Students experiencing homelessness can refer to individuals who:

  • Share housing due to financial difficulties or the loss of housing  
  • Have a primary night-time residence (whether in a public or private space) that is unfit for human habitation
  • Live in motels, hotels, trailer parks, or camping grounds due to the lack of alternative adequate accommodation
  • Reside in emergency or traditional shelters
  • Take shelter in cars, parks, public spaces, abandoned buildings, substandard housing, bus or train stations, or similar settings 
  • Are abandoned in hospitals 

Outsourced Student Transportation for Students Experiencing Homelessness

With EverDriven, students experiencing homelessness benefit from:

  • Route flexibility with varying drop-off and pick-up locations
  • Reduced stress through reliable transportation
  • Familiar environment with the same EverSafe Driver

Students experiencing housing insecurity benefit from flexible transportation options that can be adjusted as they move from one location to another. Unlike the traditional school bus, small-capacity vehicles used by EverDriven efficiently accommodate changes in pick-up or drop-off locations as they are not limited by a set route, ensuring that the child can continue to attend school even if they move frequently or have irregular schedules. Students are more likely to feel grounded knowing their transportation needs are addressed. This contributes to the student’s overall well-being and enables them to focus better during class.

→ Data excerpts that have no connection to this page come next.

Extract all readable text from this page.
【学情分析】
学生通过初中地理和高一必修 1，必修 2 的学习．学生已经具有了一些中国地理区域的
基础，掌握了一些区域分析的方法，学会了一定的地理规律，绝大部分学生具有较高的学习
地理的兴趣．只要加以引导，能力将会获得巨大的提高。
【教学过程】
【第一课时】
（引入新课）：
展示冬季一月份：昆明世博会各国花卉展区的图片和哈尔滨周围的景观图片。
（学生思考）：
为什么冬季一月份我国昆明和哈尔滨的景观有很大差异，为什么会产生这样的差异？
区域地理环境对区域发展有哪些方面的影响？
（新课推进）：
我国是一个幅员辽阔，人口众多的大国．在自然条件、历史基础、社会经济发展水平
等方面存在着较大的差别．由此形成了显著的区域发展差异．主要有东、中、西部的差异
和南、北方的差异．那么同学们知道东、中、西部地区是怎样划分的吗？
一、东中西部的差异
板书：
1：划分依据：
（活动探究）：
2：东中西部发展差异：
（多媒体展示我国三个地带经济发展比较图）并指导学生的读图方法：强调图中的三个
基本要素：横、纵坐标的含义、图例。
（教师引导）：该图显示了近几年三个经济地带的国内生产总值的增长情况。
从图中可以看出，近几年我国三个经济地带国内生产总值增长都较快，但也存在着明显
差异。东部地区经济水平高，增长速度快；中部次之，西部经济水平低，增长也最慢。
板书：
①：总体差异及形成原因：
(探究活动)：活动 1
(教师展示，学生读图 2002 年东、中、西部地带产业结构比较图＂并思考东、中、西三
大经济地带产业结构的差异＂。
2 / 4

The ability to adjust routes also optimizes travel time and makes transportation more accessible for students experiencing homelessness. This combats chronic absenteeism and leads to better academic outcomes for McKinney-Vento students. In addition, we provide students with the same EverSafe Driver daily to create a consistent routine for students.

School Transportation Funding for Students Experiencing Homelessness

Funding is critical for school districts to help remove barriers to the enrollment, attendance, and success of homeless students in school. This includes providing transportation to and from the school of origin if it is in the best interest of the student. Below are several funding options to provide students facing housing insecurity with transportation services:

McKinney-Vento Subgrant Funds

The McKinney-Vento Homeless Assistance Act provides students experiencing homelessness with transportation assistance if they meet the eligibility requirements.

This Act also covers “unaccompanied youth,” which is defined as a child or youth who is homeless and is not in the physical custody of a parent or legal guardian and offers these individuals the same rights as their housed peers.

If it’s in the student’s best interest to continue attending the same school that they were enrolled in when they became homeless, the McKinney-Vento Act also allows families to keep their child in the school of origin. In this case, school districts must provide the student with transportation services to help ensure attendance.

Local Educational Agency (LEA) Transportation Funds or General Funds

The local educational agency (LEA) where the school of origin is located must arrange transportation without delay and ensure that students experiencing homelessness can attend classes for the entire school day, neither arriving late nor leaving before the school day has ended to minimize educational disruptions.

As this responsibility exists for all LEAs, even when an LEA may not provide transportation for other students, most school districts rely on state transportation or general funds to provide homeless students with school transportation.

Title I, Part A Funds

Schools or districts that qualify for Title I may have access to funds intended to provide school transportation for students. Title I funds can also be used to transport non-low-income students to school – enabling districts to offer school transportation to all students, not just those who individually qualify as low-income.

Funds reserved for students experiencing homelessness under Title I, Part A (set-aside funds) may be used to provide children and youth who are homeless with services not ordinarily provided to other students, including providing transportation to and from the school of origin.

Title I, Part A funds for students who are homeless may be used for other transportation needs, such as transportation to enable a student experiencing homelessness to participate in an educational activity after school if transportation is not otherwise available.